Sin duda, el entorno de denuncias mutuas, la desconfianza entre antiguos amigos, el fin de las coaliciones (planteada por el Comisionado de paz al pedir a todos los partidos uribistas que se autodisuelvan)  han sido generados por el artilugio más fortalecido por  el Presidente Uribe para desarticular a la guerrilla: la delación y la promoción de una “red de informantes”. De hecho, el malestar general en la política, y en los políticos, tiene como denominador común el miedo a que algún paramilitar los mencione dentro de las confesiones que, en el marco de la Ley de justicia y paz, se les exige para hacerse  acreedores a la rebaja de pena. Todo ello en un entorno de capturas cotidianas, y en la certidumbre de que esto apenas comienza y de que aún queda por judicializar el apoyo a la “parapolitica” en la mayoría de departamentos; encima, bajo un extendido rumor de que pronto empezaran a rodar cabezas de gremios, empresarios, militares y jueces.

Sin embargo, a despecho del nerviosismo que inunda el ambiente político,  el presidente continúa exhibiendo un flamante 83% de popularidad, mientras que el Congreso cayó 21 puntos, desplomándose hasta un 32% de aceptación popular. Se diría que hasta tanto los colombianos no asuman que esta crisis institucional compromete la estabilidad económica del país, o vena afectada su percepción de la seguridad ciudadana,  la imagen del presidente se mantendrá intacta.

En cambio, la debilidad del Congreso es evidente. Algunas de sus comisiones se encuentran sin el quórum suficiente para deliberar, y las vacantes de los congresistas encarcelados son, con frecuencia, llenadas con candidatos que obtuvieron votaciones inferiores a las requeridas para integrar órganos locales, lo que además impide que, aun teniendo la voluntad para adelantar una reforma política que les ayude a resolver la crisis, ello sea legítimo. Más allá de lo previsto, el presidencialismo actual ha sido capaz no sólo de deslegitimar al Congreso, sino que lo ha devorado.

Ante este panorama, en las últimas semanas se han generado una serie de propuestas que buscan hallar una salida a la crisis: cerrar el Congreso, convocar nuevas elecciones, realizar una nueva reforma constitucional que refunde los partidos políticos y destierre la parapolítica, la renuncia del presidente, etc. Propuestas, todas ellas, institucionalmente traumáticas e inciertas, y en cualquier caso, no previstas por el régimen.

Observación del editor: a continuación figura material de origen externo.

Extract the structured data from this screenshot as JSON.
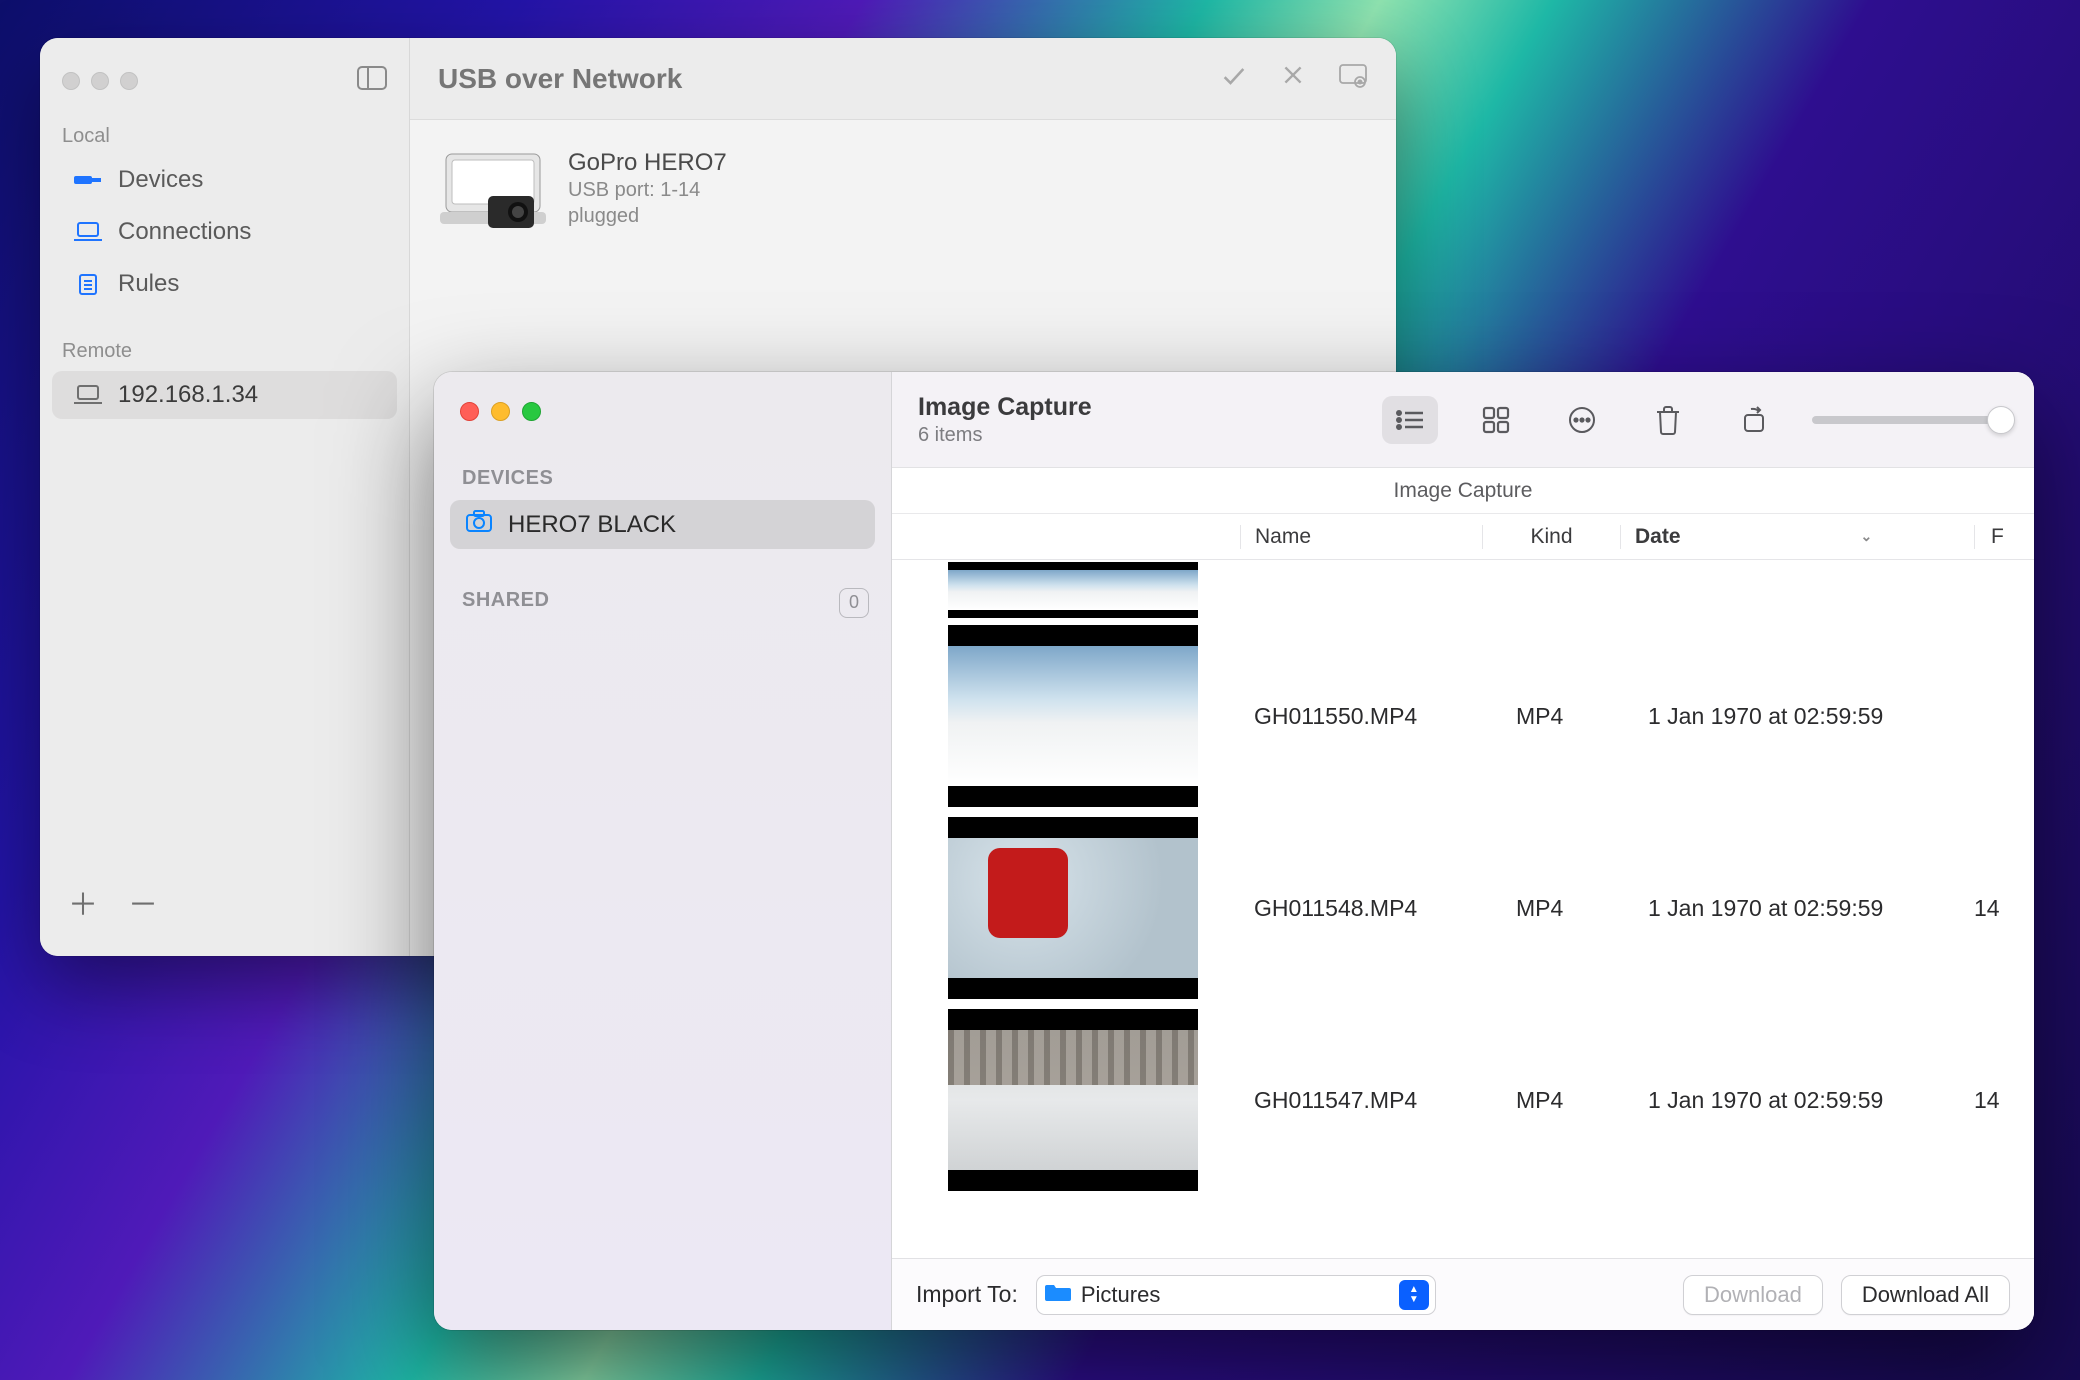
{
  "usb_window": {
    "title": "USB over Network",
    "sidebar": {
      "local_label": "Local",
      "remote_label": "Remote",
      "items_local": [
        {
          "label": "Devices",
          "icon": "usb-icon"
        },
        {
          "label": "Connections",
          "icon": "laptop-icon"
        },
        {
          "label": "Rules",
          "icon": "clipboard-icon"
        }
      ],
      "items_remote": [
        {
          "label": "192.168.1.34",
          "icon": "laptop-icon"
        }
      ]
    },
    "device": {
      "name": "GoPro HERO7",
      "port": "USB port: 1-14",
      "status": "plugged"
    }
  },
  "image_capture": {
    "title": "Image Capture",
    "subtitle": "6 items",
    "devices_label": "DEVICES",
    "selected_device": "HERO7 BLACK",
    "shared_label": "SHARED",
    "shared_count": "0",
    "subtitle_bar": "Image Capture",
    "columns": {
      "name": "Name",
      "kind": "Kind",
      "date": "Date",
      "extra": "F"
    },
    "files": [
      {
        "name": "GH011550.MP4",
        "kind": "MP4",
        "date": "1 Jan 1970 at 02:59:59",
        "extra": ""
      },
      {
        "name": "GH011548.MP4",
        "kind": "MP4",
        "date": "1 Jan 1970 at 02:59:59",
        "extra": "14"
      },
      {
        "name": "GH011547.MP4",
        "kind": "MP4",
        "date": "1 Jan 1970 at 02:59:59",
        "extra": "14"
      }
    ],
    "footer": {
      "import_to_label": "Import To:",
      "folder": "Pictures",
      "download": "Download",
      "download_all": "Download All"
    }
  }
}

Destaca, en este acúmulo de voces, la de Humberto Sierra, actual presidente de la Corte Constitucional, magistrado que avaló la reelección presidencial y que en medio de sonoros silencios ante la cuestión de la segunda reelección presidencial, dejó entrever un callado lamento “¡¡¿por qué aprobamos la reelección?!!”

María Luisa Rodríguez Peñaranda es profesora de Derecho Constitucional en la Universidad del Externado en Bogotá, Colombia.